GRINS WIDER THAN A MITCHELL JOHNSON STOCK-BALL

ICC World Cup Day 15 (only 27 to go....)

Swanny giving the Mitch salute

It was anticipated that with the aloof majesty of the mighty Ganges, the Cricket World Cup would roll relentlessly onward, rolling over the small teams and allowing the heavy weights to keep their chins above water until their seeding deemed them superfluous. With the matches played to date this has very much been the case but the flow has hit some interesting white-water on its journey to the Coast thus earning the tournament some much needed non-sub-continent ratings.
Because just when you thought that Ireland beating England was one of the biggest World Cup upsets of all time, along came South Africa, probably the form team of the tournament so far, who last night in Chennai (“Madras” for the over 40’s) pulled off a choke that even the Great Greg Norman would be proud off.

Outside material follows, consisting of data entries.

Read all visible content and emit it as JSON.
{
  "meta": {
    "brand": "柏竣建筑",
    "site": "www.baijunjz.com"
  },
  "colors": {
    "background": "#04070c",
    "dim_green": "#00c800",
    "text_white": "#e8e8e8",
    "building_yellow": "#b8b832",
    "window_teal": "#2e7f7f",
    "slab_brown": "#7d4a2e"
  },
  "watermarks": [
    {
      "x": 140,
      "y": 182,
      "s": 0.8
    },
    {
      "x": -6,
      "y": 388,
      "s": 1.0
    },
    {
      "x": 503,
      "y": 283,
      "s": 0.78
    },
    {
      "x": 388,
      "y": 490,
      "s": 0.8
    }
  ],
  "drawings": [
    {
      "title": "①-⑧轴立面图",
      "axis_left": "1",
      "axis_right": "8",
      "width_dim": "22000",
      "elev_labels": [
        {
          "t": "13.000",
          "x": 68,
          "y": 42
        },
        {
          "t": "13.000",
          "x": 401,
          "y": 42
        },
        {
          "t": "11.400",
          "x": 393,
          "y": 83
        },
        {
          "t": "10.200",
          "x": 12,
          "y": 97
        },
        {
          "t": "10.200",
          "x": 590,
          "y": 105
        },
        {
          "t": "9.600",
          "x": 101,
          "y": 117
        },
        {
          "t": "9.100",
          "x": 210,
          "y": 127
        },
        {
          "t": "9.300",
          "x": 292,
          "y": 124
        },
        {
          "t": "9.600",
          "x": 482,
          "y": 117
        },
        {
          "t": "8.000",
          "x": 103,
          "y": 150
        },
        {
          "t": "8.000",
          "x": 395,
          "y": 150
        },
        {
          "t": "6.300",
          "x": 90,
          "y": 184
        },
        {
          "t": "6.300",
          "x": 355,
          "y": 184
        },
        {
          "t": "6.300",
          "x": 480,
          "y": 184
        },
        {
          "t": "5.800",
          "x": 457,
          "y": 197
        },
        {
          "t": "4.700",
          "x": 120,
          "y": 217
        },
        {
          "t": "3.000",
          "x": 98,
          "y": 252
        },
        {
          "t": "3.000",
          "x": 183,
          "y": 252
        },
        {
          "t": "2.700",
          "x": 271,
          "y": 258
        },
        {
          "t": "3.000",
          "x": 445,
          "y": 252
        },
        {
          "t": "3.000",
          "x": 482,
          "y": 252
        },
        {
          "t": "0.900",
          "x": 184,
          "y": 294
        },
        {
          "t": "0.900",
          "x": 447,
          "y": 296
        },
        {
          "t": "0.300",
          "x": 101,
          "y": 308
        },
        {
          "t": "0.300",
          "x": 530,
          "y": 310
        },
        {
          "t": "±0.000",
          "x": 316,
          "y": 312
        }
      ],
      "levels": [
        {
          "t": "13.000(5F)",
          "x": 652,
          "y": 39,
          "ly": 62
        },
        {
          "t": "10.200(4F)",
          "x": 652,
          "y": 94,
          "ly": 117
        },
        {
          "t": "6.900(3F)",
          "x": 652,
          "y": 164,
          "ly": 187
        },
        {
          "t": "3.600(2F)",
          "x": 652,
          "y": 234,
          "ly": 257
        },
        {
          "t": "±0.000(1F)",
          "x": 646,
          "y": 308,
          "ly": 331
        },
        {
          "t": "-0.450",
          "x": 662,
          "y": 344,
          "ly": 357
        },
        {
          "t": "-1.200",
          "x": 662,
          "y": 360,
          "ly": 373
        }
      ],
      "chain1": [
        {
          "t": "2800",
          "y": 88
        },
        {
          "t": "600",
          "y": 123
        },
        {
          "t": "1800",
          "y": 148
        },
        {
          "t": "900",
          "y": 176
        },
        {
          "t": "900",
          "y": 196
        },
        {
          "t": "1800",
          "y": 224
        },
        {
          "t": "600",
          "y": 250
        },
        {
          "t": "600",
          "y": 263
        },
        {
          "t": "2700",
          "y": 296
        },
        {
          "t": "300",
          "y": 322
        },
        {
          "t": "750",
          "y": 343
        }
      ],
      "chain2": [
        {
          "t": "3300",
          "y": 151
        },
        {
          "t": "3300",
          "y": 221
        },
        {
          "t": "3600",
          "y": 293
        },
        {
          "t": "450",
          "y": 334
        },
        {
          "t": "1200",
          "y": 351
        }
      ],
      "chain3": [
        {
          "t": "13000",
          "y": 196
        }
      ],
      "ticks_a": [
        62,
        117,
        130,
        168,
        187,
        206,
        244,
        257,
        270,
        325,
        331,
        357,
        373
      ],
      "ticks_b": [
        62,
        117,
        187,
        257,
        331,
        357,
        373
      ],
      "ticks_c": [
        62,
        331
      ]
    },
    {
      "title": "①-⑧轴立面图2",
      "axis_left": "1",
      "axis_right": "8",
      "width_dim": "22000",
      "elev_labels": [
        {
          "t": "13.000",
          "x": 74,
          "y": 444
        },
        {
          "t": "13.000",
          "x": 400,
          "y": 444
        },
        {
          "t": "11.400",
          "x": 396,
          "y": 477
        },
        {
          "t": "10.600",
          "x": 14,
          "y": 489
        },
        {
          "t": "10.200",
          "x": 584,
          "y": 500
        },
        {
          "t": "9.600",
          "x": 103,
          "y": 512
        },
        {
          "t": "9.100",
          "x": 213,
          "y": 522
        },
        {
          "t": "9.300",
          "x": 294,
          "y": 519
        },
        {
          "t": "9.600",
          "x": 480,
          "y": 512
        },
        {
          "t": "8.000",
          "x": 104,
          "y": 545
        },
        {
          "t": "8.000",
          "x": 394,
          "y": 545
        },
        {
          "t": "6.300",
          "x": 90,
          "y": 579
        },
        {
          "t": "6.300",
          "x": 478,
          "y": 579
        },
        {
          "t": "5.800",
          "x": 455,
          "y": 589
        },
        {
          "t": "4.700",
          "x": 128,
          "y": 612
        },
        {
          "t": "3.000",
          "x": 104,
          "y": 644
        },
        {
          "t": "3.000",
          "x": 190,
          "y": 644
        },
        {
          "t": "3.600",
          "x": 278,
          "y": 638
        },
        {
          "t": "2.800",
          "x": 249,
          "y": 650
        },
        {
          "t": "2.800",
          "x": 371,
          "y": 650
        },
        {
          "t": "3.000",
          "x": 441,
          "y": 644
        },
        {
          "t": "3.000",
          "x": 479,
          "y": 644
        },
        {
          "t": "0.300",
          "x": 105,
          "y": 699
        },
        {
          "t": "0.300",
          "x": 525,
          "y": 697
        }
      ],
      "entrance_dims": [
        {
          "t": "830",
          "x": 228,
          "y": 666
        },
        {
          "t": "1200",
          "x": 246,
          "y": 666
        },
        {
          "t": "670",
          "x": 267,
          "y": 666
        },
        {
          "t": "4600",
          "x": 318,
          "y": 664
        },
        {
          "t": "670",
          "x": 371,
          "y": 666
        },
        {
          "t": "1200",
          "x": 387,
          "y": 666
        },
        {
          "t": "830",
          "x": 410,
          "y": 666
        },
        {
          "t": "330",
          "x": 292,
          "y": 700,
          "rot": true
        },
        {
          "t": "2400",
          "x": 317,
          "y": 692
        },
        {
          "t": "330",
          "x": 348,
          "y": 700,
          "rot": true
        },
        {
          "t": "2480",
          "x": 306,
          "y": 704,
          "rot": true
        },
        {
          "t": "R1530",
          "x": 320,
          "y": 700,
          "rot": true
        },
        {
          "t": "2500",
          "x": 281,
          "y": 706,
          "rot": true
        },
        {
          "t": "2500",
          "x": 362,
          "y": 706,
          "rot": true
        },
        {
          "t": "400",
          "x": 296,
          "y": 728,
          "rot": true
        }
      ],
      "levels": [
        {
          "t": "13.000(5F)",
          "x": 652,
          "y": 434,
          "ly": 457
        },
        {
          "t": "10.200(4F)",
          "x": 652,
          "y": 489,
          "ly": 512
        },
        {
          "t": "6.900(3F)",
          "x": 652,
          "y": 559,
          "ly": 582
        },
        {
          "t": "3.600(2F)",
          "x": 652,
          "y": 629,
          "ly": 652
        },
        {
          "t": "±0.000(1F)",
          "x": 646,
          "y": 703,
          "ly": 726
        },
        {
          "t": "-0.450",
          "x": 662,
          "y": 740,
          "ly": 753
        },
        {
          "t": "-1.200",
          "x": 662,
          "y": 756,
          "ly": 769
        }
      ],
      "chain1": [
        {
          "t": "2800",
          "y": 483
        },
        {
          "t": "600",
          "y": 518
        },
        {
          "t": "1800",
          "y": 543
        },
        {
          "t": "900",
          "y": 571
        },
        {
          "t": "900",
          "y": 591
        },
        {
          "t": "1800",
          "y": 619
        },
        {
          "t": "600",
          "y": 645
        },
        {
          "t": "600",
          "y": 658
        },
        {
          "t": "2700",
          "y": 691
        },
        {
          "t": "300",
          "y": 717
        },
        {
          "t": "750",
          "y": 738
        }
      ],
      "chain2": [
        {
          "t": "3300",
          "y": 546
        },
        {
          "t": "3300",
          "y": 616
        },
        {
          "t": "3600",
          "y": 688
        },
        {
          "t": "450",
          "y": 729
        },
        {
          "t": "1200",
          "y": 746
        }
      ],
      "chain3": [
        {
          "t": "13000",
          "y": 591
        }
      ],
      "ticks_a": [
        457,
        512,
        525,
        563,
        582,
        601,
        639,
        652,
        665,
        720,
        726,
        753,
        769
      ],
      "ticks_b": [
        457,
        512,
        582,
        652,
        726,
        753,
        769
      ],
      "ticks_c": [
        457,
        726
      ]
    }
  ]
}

In losing their last 7 wickets for 41 runs they collapsed faster than the Case against Berlusconi will when suitable donations have been offered to all relevant parties.
England, who are single-handedly attempting to make the warm-up group phase watchable, came back from the dead and ended up defending a paltry 171 to win by a mere six runs. As yet there are no rumours as to any possible impropriety surrounding the result however Warnie’s Tweets are currently being reviewed as we go to press.
It was also a match full of records:
·         A World Cup record of 14 players from the one country, namely South Africa (10 on the South African team and 4 on the England team).
·         Most “Morne”s in a team (2)
·         Least impressive player to ever play for England (Michael  Yardy)
·         Best fist-pumping (Me when JP Duminy was cleaned bowled by Jimmy Anderson)
·         Biggest choke in Sport history that didn’t involve either North Sydney Bears or Kevin Keegan.
"I Loved it" declared Keegan 


In other news, in the 2nd Grade pool, Australia have replaced “the Rug” with “Mr. Cricket” and are now taking a big punt that Tait and Johnson don’t have a breakdown (mental and physical respectively) over the next four weeks. Ex-Dutch star paceman Dirk Nannes has been called over from Melbourne as cover.
England’s walking ego, KP is heading home (although there has reportedly been confusion at the airport check-in as to exactly where that is, Natal or Southampton) to have a hernia OP and is being replaced by ex-Ireland star batter, Eoin Morgan.
Although Your Humble Correspondent has previously declared that the first 42 games were mere warm-ups that does not mean to say you can’t have good friendly matches... The only “real game” in the opening phase would be the Windies v. The Bangers which was played the other night. It turned out to be so one-sided the Home fans resorted to throwing in the towel to see if it could be stopped before any more damage had been inflicted. Unfortunately some of the said towels were subsequently found to be wrapped around bricks.
No change to the predictions for the last 8 being:
Ireland, Zim, Bangers, Holland, Kenya and Canada to all miss out.